Il calendario di febbraio 2023

Il cavallo nell'arte antica

Benché nel recente passato siano stati dedicati numerosi calendari al ruolo che gli animali hanno assunto come ispiratori di produzioni artistiche, il cavallo non è ancora apparso tra essi. Una mancanza un po' voluta, perché le raffigurazioni artistiche del cavallo sono talmente numerose e differenziate che sarebbero soffocate nel calendario di un singolo mese. E' il motivo per cui dedicheremo questo numero alle sole rappresentazioni dell'antichità (dalla preistoria al medioevo).

Il cavallo, che accompagna l'essere umano da migliaia di anni, ha progressivamente modificato il suo rapporto con l'uomo nel corso del tempo (se vogliamo: l'uomo ha sfruttato questo animale in modi diversi al passare del tempo). Di conseguenza si è andata progressivamente cambiando la sua rappresentazione artistica.

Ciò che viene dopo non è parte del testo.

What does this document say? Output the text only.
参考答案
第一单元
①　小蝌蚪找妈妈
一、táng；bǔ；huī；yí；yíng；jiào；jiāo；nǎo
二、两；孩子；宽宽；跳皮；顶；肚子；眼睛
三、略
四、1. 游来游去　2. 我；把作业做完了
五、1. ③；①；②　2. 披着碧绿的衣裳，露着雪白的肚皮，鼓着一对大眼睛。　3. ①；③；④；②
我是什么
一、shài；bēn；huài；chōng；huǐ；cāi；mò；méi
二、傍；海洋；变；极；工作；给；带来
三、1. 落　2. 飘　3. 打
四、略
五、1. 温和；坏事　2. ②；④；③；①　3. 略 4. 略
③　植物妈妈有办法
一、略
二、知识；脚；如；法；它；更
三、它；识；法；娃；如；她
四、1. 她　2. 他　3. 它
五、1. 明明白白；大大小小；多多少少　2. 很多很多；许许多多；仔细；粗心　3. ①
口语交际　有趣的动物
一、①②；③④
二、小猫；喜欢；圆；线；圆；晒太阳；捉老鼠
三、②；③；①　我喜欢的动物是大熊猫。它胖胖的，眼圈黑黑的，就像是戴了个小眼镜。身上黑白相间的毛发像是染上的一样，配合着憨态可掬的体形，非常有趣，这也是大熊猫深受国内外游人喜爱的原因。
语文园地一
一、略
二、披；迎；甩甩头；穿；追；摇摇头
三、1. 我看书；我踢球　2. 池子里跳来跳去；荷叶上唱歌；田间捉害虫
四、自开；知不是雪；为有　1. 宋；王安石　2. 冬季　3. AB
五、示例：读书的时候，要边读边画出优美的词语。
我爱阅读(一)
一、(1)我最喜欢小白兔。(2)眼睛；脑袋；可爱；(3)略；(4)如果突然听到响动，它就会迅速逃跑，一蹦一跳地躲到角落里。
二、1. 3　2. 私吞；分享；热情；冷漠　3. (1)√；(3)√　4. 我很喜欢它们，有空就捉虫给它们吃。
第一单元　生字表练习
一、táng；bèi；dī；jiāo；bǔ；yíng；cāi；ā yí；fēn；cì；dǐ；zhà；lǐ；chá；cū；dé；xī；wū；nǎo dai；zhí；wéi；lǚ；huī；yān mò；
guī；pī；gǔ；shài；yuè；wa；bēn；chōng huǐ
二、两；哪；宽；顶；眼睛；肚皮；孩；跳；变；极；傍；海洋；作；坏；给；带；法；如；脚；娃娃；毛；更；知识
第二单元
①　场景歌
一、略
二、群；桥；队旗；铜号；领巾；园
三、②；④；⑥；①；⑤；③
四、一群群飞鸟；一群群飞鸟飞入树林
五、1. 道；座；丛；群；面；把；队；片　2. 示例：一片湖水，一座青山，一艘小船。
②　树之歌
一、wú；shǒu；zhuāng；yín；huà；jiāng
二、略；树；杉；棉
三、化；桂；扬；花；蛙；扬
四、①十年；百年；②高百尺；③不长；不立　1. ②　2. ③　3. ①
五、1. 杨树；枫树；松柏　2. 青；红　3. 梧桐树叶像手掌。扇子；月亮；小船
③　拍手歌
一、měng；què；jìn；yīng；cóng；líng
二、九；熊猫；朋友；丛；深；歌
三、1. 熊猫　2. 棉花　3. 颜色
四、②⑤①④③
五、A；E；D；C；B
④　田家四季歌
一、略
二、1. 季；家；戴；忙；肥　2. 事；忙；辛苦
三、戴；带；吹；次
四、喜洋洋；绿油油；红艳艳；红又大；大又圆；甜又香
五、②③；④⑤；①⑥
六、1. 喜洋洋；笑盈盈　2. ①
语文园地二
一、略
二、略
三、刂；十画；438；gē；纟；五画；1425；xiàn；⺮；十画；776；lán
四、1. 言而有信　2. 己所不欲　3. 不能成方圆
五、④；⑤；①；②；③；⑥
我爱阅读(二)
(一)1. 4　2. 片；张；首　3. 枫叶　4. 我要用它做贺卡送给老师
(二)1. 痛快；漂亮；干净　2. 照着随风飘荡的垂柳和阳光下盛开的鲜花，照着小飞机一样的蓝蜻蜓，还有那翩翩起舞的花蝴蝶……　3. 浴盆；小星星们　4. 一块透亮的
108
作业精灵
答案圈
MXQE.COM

In origine (diciamo una cinquantina di milioni di anni fa) esisteva solo un piccolo erbivoro, alto non più di mezzo metro; passano ancora milioni di anni e il nostro animaletto cresce di dimensione e si differenzia, in base all'habitat, lungo almeno tre linee evolutive: la zebra, l'asino e il cavallo propriamente detto. Finalmente, tra 300.000 e 500.000 anni fa il nostro amico assume l'aspetto con cui lo conosciamo: è l'Equus ferus, comparso, più o meno mentre i neanderthal si disperdono sul pianeta e cominciano a diventare sapiens. Ma dall'Equus feros, al nostro amico attuale, Equus feros caballus,, c'è ancora una bella distanza, visto che la domesticazione non precede il 6000 a.C. (secondo alcuni, il 3.000 a.C.) e quindi è un evento di cinque minuti fa, sulla scala dell'evoluzione planetaria*.

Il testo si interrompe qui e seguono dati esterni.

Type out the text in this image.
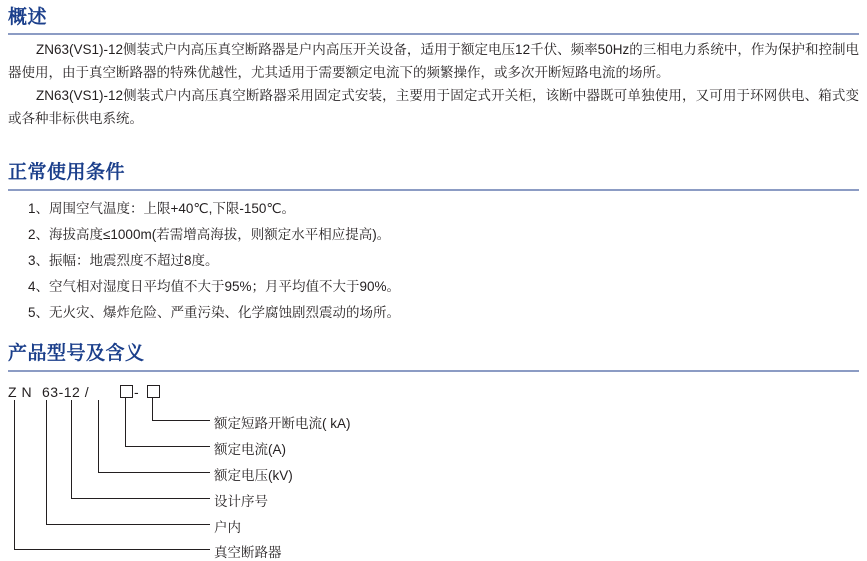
概述

ZN63(VS1)-12侧装式户内高压真空断路器是户内高压开关设备，适用于额定电压12千伏、频率50Hz的三相电力系统中，作为保护和控制电器使用，由于真空断路器的特殊优越性，尤其适用于需要额定电流下的频繁操作，或多次开断短路电流的场所。

ZN63(VS1)-12侧装式户内高压真空断路器采用固定式安装，主要用于固定式开关柜，该断中器既可单独使用，又可用于环网供电、箱式变或各种非标供电系统。

正常使用条件
1、周围空气温度：上限+40℃,下限-150℃。
2、海拔高度≤1000m(若需增高海拔，则额定水平相应提高)。
3、振幅：地震烈度不超过8度。
4、空气相对湿度日平均值不大于95%；月平均值不大于90%。
5、无火灾、爆炸危险、严重污染、化学腐蚀剧烈震动的场所。
产品型号及含义
Z N 63-12 /	-
额定短路开断电流( kA)
额定电流(A)
额定电压(kV)
设计序号
户内
真空断路器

Quindi l'uomo conosceva il cavallo ben prima di farne un collaboratore forzato. In effetti le raffigurazioni più antiche (come la scultura del cavallo della grotta di Vogelherd, risalente al periodo Aurignaziano - 30.000 anni fa - e le 364 pitture di equini delle grotte di Lascaux - 17.000 anni fa) ci riportano immagini di cavalli selvatici.

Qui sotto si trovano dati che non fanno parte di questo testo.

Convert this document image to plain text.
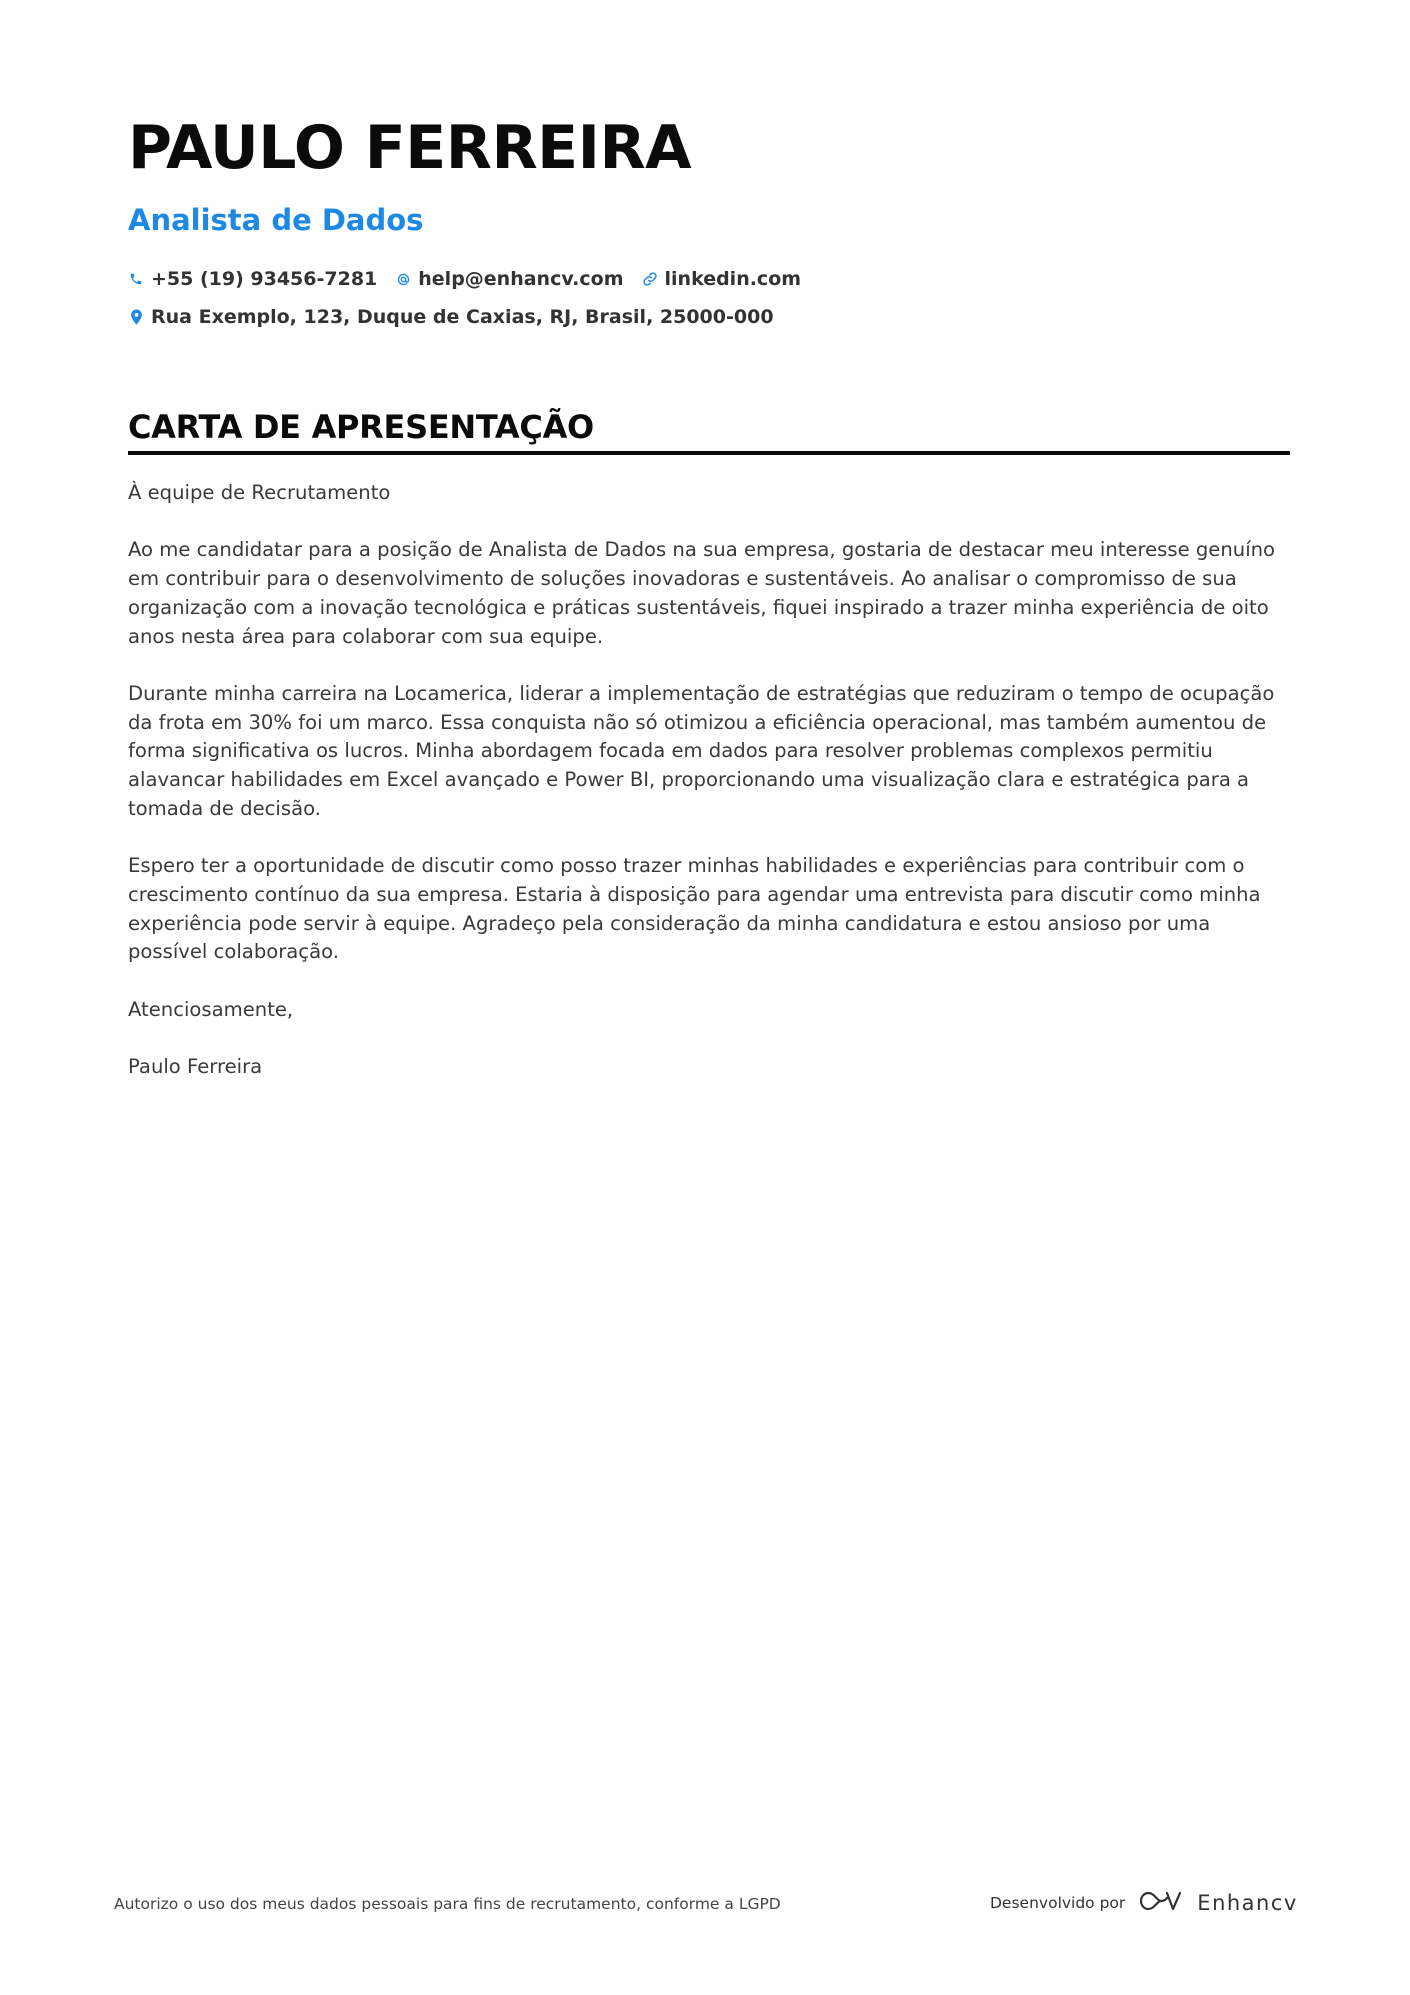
PAULO FERREIRA
Analista de Dados
+55 (19) 93456-7281 help@enhancv.com linkedin.com
Rua Exemplo, 123, Duque de Caxias, RJ, Brasil, 25000-000
CARTA DE APRESENTAÇÃO

À equipe de Recrutamento

Ao me candidatar para a posição de Analista de Dados na sua empresa, gostaria de destacar meu interesse genuíno em contribuir para o desenvolvimento de soluções inovadoras e sustentáveis. Ao analisar o compromisso de sua organização com a inovação tecnológica e práticas sustentáveis, fiquei inspirado a trazer minha experiência de oito anos nesta área para colaborar com sua equipe.

Durante minha carreira na Locamerica, liderar a implementação de estratégias que reduziram o tempo de ocupação da frota em 30% foi um marco. Essa conquista não só otimizou a eficiência operacional, mas também aumentou de forma significativa os lucros. Minha abordagem focada em dados para resolver problemas complexos permitiu alavancar habilidades em Excel avançado e Power BI, proporcionando uma visualização clara e estratégica para a tomada de decisão.

Espero ter a oportunidade de discutir como posso trazer minhas habilidades e experiências para contribuir com o crescimento contínuo da sua empresa. Estaria à disposição para agendar uma entrevista para discutir como minha experiência pode servir à equipe. Agradeço pela consideração da minha candidatura e estou ansioso por uma possível colaboração.

Atenciosamente,

Paulo Ferreira

Autorizo o uso dos meus dados pessoais para fins de recrutamento, conforme a LGPD	Desenvolvido por	Enhancv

Il cavallo perse la sua libertà quando l'essere umano scoprì che poteva essere utilizzarlo dapprima come fornitore di carne e latte e in seguito come animale per il trasporto di persone e cose.

Le testimonianze più antiche di carri su ruote datano al 3000 a.C., epoca in cui erano certamente a trazione umana. E' presumibile che la trazione animale sia successiva di almeno mezzo millennio, perché per aggiogare un animale al carro fu necessario attendere un'evoluzione tecnologica, consistente nel rendere le ruote indipendenti. Per la trazione del carro a quattro ruote, più pesante e adatto a trasportare cose, si preferì il bue, l'asino e l'onagro mentre il cavallo divenne il motore elettivo del carro a due ruote, adatto al trasporto di una o due persone, ampiamente utilizzato durante le battaglie dell'antichità**.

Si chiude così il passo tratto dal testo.